A study of temperature records - from tree rings, ice cores and old documents - has found that at no time since the 9th century have temperatures been so consistently high.
The study, published in the journal Science, found that the late 20th century has been the warmest period for the Northern Hemisphere since the records began in AD800.
It has even eclipsed the medieval warm period when vines were able to be cultivated in northern Europe and the Norse explorers exploited the ice-free seas to colonise Greenland and the United States.
Timothy Osborn and Keith Briffa, climate scientists from the University of East Anglia in Norwich, analysed temperature records from America, Europe and East Asia.
The medieval warm period extended from 890 to 1170 and was followed by a period of cooling between 1580 and 1850.

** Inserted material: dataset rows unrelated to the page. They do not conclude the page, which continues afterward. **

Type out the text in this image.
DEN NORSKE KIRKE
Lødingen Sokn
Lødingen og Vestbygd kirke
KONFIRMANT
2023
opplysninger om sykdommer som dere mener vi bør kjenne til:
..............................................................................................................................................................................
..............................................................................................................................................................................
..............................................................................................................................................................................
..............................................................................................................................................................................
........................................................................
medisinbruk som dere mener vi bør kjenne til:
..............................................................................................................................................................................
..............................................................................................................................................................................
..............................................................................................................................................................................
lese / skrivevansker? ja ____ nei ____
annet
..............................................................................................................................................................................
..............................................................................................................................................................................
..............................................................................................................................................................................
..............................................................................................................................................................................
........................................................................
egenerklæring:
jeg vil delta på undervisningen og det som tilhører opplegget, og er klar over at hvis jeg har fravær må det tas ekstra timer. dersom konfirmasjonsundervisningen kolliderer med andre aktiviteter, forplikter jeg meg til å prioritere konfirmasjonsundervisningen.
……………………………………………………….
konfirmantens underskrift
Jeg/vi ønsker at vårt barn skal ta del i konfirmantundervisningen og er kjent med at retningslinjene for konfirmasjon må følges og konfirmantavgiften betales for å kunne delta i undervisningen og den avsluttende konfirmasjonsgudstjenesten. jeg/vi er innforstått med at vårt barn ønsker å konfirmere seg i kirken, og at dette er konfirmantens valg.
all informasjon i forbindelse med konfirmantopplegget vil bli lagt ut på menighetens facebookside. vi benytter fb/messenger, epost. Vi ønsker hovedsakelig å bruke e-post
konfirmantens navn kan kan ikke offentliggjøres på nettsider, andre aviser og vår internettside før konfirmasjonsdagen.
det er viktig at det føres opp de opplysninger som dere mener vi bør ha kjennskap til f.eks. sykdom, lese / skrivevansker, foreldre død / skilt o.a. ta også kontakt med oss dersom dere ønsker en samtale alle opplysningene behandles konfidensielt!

"The key conclusion was that the 20th century stands out as having unusually widespread warmth compared with all the natural warming and cooling episodes during the past 1200 years," Osborn said.
The study is the first to look at a variety of temperature records from the entire Northern Hemisphere. "The late 20th century is the only time that all the records consistently showed warmer-than-usual conditions at the same time," Osborn said.
"The most widespread and thus strongest evidence indicative of a significantly warm period occurs during the 20th century, when greenhouse gas concentrations were at their highest during the analysis period."
The Intergovernmental Panel on Climate Change concluded in its last report on global warming that the 1990s was likely to have been the warmest decade for 1000 years. Osborn said the latest study indicates that assessment is correct.